Why Are Hackers Targeting The Financial Services Industry?

Why Are Hackers Targeting The Financial Services Industry

Let us have a look at some key facts before we analyze the situation:

• Financial services sites are targeted a lot. They should always stay ahead of attackers.
• Almost 30% of all API traffic goes to their shadow counterparts which is an increase of 89% from 2021.
DDoS attack tools for Window are most commonly executed. Motives are either holding information for ransom or other forms of nefarious activities. THey have grown by 121% in recent years.
• Over 50% of all traffic to sites in the banking and financial services industry sadly comes from bots.
• These sites experience the highest share of account takeover attacks (ATO) at 38%.
• Popular months for consumers’ online purchasing are August and December. They are peak times for ATO attacks.
Let us now get to the bottom of the issue.

Introduction

The financial services industry is consistently the most targeted industry across the world. It consists of 28% of all attack attempts tracked by most cybersecurity firms and DNS DDoS protection service providers too. The business sector accounts for 14% of all attacks faced. Yet the former still remains a lucrative target.

The reason attackers often target this sector is not one, but rather many. Among them is the potential of lucrative payouts, as well as valuable data for either use or resale. They are the most common goals of attackers when it comes to attacking financial institutions and service providers.
However, any insecure banking data as well as that pertaining to crypto wallets, passwords, or weak points in internal systems provide attackers the key access points needed to empty accounts and transfer key information.

As an alternative, attackers can also hold random websites hostage, in the hopes that the business or company or site owners will pay the ransom instead of risking damage to reputation. A lot of financial services websites often need the personal information of extremely high importance and value, especially the following:

• Tax numbers.
• Citizenship identity numbers.
• Social security numbers.
• Credit card numbers.
• Passport numbers.

The above information is instrumental in the creation of or accessing of, accounts and other relevant information.

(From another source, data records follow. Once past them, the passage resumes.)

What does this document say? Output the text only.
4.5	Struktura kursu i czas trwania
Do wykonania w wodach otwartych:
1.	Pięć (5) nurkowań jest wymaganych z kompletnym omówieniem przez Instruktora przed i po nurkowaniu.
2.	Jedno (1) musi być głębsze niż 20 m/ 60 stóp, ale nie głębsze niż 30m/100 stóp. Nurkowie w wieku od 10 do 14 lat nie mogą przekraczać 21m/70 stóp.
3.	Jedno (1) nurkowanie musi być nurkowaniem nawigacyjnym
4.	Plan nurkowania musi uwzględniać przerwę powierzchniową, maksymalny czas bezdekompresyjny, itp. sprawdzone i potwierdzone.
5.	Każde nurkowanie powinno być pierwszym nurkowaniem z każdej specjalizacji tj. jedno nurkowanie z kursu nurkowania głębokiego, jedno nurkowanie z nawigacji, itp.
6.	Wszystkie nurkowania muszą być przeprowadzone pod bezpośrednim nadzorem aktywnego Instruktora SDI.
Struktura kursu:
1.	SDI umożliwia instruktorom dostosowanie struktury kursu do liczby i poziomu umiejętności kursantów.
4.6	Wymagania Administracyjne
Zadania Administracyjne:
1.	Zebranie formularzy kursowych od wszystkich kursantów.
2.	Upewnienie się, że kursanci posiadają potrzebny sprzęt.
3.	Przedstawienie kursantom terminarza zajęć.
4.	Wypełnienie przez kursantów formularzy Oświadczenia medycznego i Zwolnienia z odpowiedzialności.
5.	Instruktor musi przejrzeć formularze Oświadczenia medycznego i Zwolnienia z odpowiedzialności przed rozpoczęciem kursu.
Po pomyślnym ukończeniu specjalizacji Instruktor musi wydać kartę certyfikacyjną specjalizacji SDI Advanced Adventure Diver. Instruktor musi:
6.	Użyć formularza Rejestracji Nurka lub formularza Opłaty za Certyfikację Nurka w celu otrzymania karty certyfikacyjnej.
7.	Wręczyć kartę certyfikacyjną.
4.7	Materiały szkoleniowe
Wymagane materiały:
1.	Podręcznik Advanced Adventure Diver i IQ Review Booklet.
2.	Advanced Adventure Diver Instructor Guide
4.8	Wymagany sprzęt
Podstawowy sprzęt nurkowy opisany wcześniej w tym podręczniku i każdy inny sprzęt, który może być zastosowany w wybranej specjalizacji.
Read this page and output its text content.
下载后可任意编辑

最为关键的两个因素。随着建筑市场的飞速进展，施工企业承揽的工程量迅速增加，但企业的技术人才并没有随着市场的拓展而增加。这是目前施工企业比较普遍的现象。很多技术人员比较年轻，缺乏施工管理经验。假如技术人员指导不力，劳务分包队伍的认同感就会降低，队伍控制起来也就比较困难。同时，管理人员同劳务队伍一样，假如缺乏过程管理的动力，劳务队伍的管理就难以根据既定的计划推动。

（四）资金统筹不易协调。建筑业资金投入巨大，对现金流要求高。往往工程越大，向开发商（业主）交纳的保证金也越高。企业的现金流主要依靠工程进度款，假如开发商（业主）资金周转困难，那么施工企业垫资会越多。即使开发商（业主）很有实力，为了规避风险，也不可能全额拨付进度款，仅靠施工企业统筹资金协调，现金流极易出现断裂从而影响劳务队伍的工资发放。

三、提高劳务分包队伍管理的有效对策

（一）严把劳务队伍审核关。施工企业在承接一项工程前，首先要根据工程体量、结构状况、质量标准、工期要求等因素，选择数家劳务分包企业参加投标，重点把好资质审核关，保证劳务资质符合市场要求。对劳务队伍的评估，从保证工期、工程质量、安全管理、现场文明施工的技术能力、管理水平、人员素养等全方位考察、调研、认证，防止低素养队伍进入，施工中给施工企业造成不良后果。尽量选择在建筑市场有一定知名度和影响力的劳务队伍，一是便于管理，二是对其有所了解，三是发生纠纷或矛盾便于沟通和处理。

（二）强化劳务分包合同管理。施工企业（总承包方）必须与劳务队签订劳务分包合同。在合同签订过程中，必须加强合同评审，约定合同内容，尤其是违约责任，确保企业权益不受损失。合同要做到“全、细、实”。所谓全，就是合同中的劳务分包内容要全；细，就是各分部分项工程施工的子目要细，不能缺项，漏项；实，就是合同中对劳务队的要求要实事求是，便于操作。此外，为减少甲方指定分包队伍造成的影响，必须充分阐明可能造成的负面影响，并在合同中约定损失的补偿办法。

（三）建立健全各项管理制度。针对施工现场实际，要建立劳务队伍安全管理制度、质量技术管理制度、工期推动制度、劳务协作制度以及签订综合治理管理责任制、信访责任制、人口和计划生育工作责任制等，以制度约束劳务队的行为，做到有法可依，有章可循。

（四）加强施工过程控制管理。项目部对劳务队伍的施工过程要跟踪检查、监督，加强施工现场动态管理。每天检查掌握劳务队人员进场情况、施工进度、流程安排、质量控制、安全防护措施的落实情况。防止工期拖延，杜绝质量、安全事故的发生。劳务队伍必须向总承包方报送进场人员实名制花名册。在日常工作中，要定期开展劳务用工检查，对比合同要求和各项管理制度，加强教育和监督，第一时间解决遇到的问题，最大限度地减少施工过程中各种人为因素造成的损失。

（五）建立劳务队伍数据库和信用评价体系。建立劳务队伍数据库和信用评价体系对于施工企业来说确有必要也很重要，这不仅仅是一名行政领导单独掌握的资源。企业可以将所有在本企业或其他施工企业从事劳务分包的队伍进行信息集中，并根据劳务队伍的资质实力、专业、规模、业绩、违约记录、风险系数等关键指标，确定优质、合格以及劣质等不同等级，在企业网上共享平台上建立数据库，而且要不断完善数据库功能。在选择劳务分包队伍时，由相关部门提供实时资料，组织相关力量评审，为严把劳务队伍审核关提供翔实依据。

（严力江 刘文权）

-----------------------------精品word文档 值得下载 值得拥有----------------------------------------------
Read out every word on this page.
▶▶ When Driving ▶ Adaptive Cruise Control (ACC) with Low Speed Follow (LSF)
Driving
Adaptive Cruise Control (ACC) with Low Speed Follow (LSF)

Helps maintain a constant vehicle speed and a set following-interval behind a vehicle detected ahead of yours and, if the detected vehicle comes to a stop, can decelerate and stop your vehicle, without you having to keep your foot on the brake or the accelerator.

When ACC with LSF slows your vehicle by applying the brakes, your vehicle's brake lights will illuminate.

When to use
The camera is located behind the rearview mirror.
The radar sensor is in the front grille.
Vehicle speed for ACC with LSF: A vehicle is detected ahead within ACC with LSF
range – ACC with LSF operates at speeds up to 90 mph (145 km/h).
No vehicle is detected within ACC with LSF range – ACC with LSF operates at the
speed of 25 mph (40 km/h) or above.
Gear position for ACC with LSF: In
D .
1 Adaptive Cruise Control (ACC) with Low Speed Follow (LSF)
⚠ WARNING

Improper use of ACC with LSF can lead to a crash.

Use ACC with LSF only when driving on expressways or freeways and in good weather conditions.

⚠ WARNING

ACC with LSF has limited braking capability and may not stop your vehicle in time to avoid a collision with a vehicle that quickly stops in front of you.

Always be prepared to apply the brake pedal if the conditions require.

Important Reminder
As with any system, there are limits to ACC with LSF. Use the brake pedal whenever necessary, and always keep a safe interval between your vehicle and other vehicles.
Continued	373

Unless and until it is properly secured, attackers can either easily access them for wrongful use or sell them to the highest bidder.

Application programming interface security – can attackers affect this?

The industry relies a lot on APIs to help connect together numerous systems and applications. The APIs also help enable things like banking app widgets, as well as other digital services on the phone. Though they are helpful in making things easy for developers, they also introduce a whole new world of problems.

They are designed to be accessible, and this is the very reason APIs are open by nature and have the ease of use factor. Making an API is a chance for hackers and attackers to access backend databases.

A common security threat relevant to API is API violations. This is something a lot of cyber security experts have been tracking and they are calls that do not reflect the purpose and essence of an API. Experts believe that API is by essence and purpose (definition) through the way customers provide them, or through observation of API traffic and understanding the various definitions over time.

At this point, most DDoS service providers and cybersecurity companies detect calls that are not in line with the intended definitions. They are hence defined and proven as attacks.

Yet, the majority of attacks on API sites were basically API violations, or security violations such as suspicious calls, incorrect data entered, and the like. At the same time, Remote code execution was the second most common kind of attack, at around 9% of all attacks happening.

Shadow APIs – what are they?

Shadow APIs are undocumented versions of official APIs. No normal IT team would maintain or manage them and their security processes. However, normal APIs can become shadow APIs when they are deprecated but not removed.

Additionally, it can also be the outcome of a developer publishing an API without proper documentation or inventory. There can also be an instance when developers unintentionally make amendments to hidden APIs that exist and they later become exposed. It is true that APIs can be quite tricky.